Wednesday, June 2, 2010

Ken Griffey Jr. Retires, Fan Boys Go Crazy Over Non Bias

Ken Griffey Jr. retires, Rob Neyer writes a balanced perspective fan boys display reading comprehension fail.

After Neyer discusses Griffey's bad performance this year and below average performance last year, he gives a nice ovation:

"He was a great player. No question about that. But for many years, he wasn't quite the player people thought he was, or was supposed to be. In retrospect, did Griffey really deserve his spot on the All-Century Team? Did he really deserve to win 10 Gold Glove Awards? Did he really save baseball in Seattle? Tomorrow, it will be said that Griffey was the best player of his era who didn't use steroids. Was he really, though?

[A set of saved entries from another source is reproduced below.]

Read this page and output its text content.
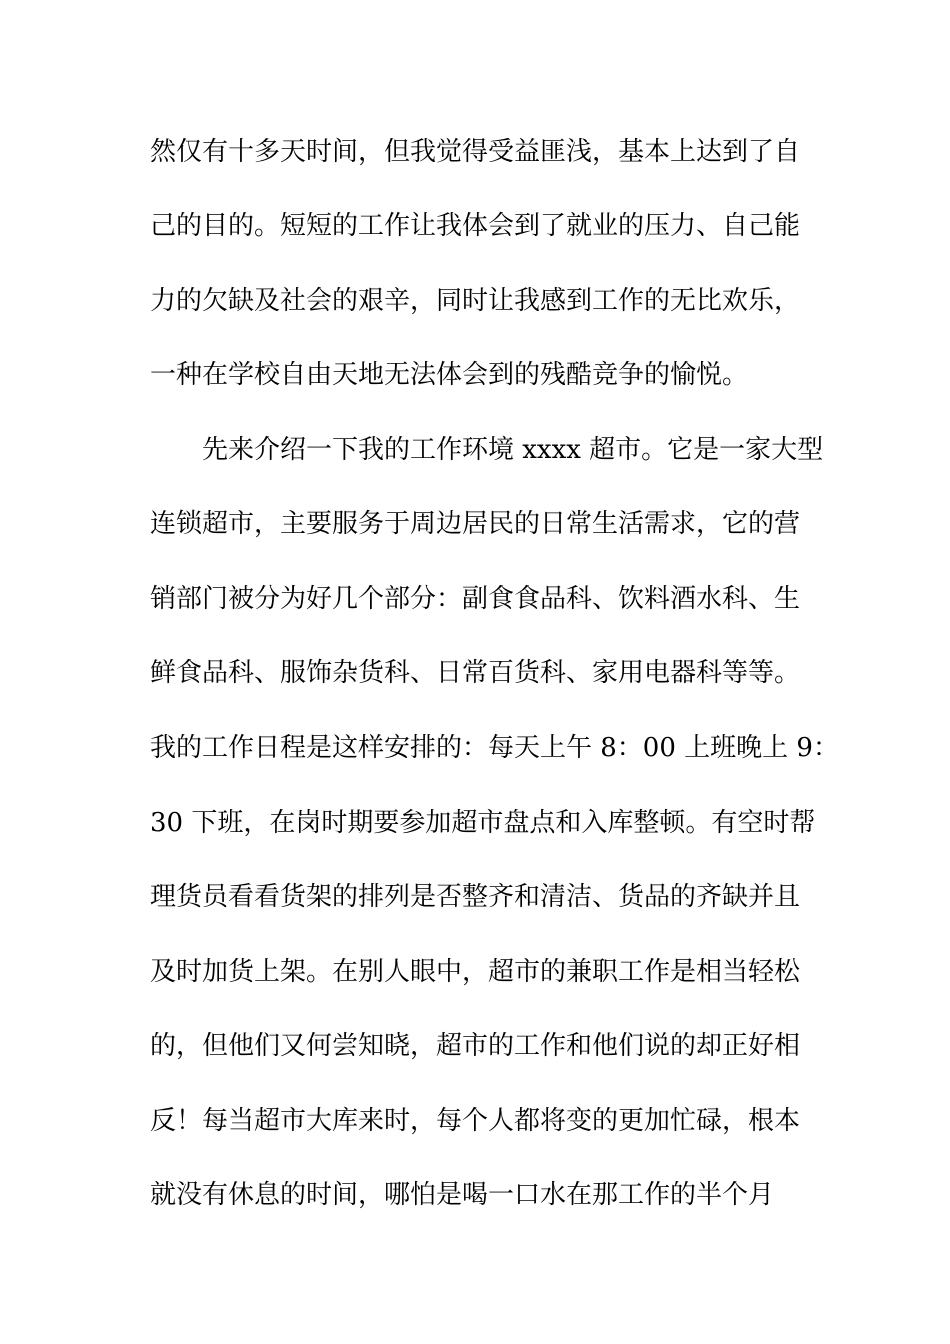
然仅有十多天时间，但我觉得受益匪浅，基本上达到了自

己的目的。短短的工作让我体会到了就业的压力、自己能

力的欠缺及社会的艰辛，同时让我感到工作的无比欢乐，

一种在学校自由天地无法体会到的残酷竞争的愉悦。

先来介绍一下我的工作环境 xxxx 超市。它是一家大型

连锁超市，主要服务于周边居民的日常生活需求，它的营

销部门被分为好几个部分：副食食品科、饮料酒水科、生

鲜食品科、服饰杂货科、日常百货科、家用电器科等等。

我的工作日程是这样安排的：每天上午 8：00 上班晚上 9：

30 下班，在岗时期要参加超市盘点和入库整顿。有空时帮

理货员看看货架的排列是否整齐和清洁、货品的齐缺并且

及时加货上架。在别人眼中，超市的兼职工作是相当轻松

的，但他们又何尝知晓，超市的工作和他们说的却正好相

反！每当超市大库来时，每个人都将变的更加忙碌，根本

就没有休息的时间，哪怕是喝一口水在那工作的半个月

Actually, he might have been. Only three of Griffey's contemporaries are credited with more Wins Above Replacement: Barry Bonds, Alex Rodriguez, and Jeff Bagwell ... and Bagwell's just slightly ahead of Griffey, well within the margins of measurement error.

Griffey's reign as baseball's greatest player didn't last long, and he didn't hit 800 home runs. But he played in the same outfield with his father, he symbolized baseball in Seattle for a decade, and even while struggling with a long list of injuries during the second half of his career, he built a brilliant career that will land him in Cooperstown the moment he's eligible.

Maybe he wasn't as good as he could have been. But he was better than almost everyone else."

It's not a gushfest at all, but Neyer keeps things in perspective and ultimately concludes that he was better than almost everyone else. A couple things to keep in mind regarding Griffey. No way did he deserve to play this year. I don't blame him for taking the money, but for as much praise as I have given Jack Z, he really screwed up signing Griffey after last season.

Since signing with the Cincinnati Reds before the 2000 season, Griffey has put together two really good seasons, two above average seasons, four injury-filled seasons and one average seasons, one bad season and one horrible 33 game final hurrah.

In the 90s, he was great every year. He was a true all-around player and a lock to be in the MVP hunt. Overall, he is a sure hall of famer and one of the true greats. It's sad to see him go out like this, but for whatever reason, Jack Z thought it was best to bring him back. And now we're left with the awkward, can't say good bye now, mid season retirement. Instead of thinking about the surprising, yet merited, retirement today, I will find a VHS player and play some mid 90s all-star game that I have recorded on VHS tape.

Enough about my take on Griffey, let's check out the reader backlash in regards to Neyer's column. Keep in mind, Neyer said that Griffey didn't live up to his potential, but he was still better than almost everyone during his generation. Truth, right?

Well, comprehension fail here we go.

folsom band writes:

"In retrospect, did Griffey really deserve his spot on the All-Century Team?" Hell, yes. "Did he really deserve to win 10 Gold Glove Awards?" WTF? Yes. "Tomorrow, it will be said that Griffey was the best player of his era who didn't use steroids. Was he really, though?" Now, you've gone too far - of course, yeah."

If he would have read the next sentence, Neyer says that he might have been the best.

MittEaters writes:

"Neyer is a tool who has always hinted at an anti-Griffey bias. Junior probably blew right by the dork in the dressing room one time and he's always held a grudge."

I'm not sure how many locker rooms Neyer has been in, but where is the anti-Griffey bias?

reed_jones writes:

"Neyer you have lost a reader with this terrible piece. Take a look at the numbers but I guess for you ignorance is bliss."

Let's take a look at those numbers.

2009: .214/.324/.411 slash stats. He was not horrible, but he was not good enough to play every day. And since he turned 40 last year, his projected numbers would not improve.

He comes back and puts up this in 108 plate appearances in 2010: .184/.250/.204. Sure he could have improved on them, but he wasn't going to go on a hitting tear and be the all-star he once was in his prime. The numbers suggested retirement.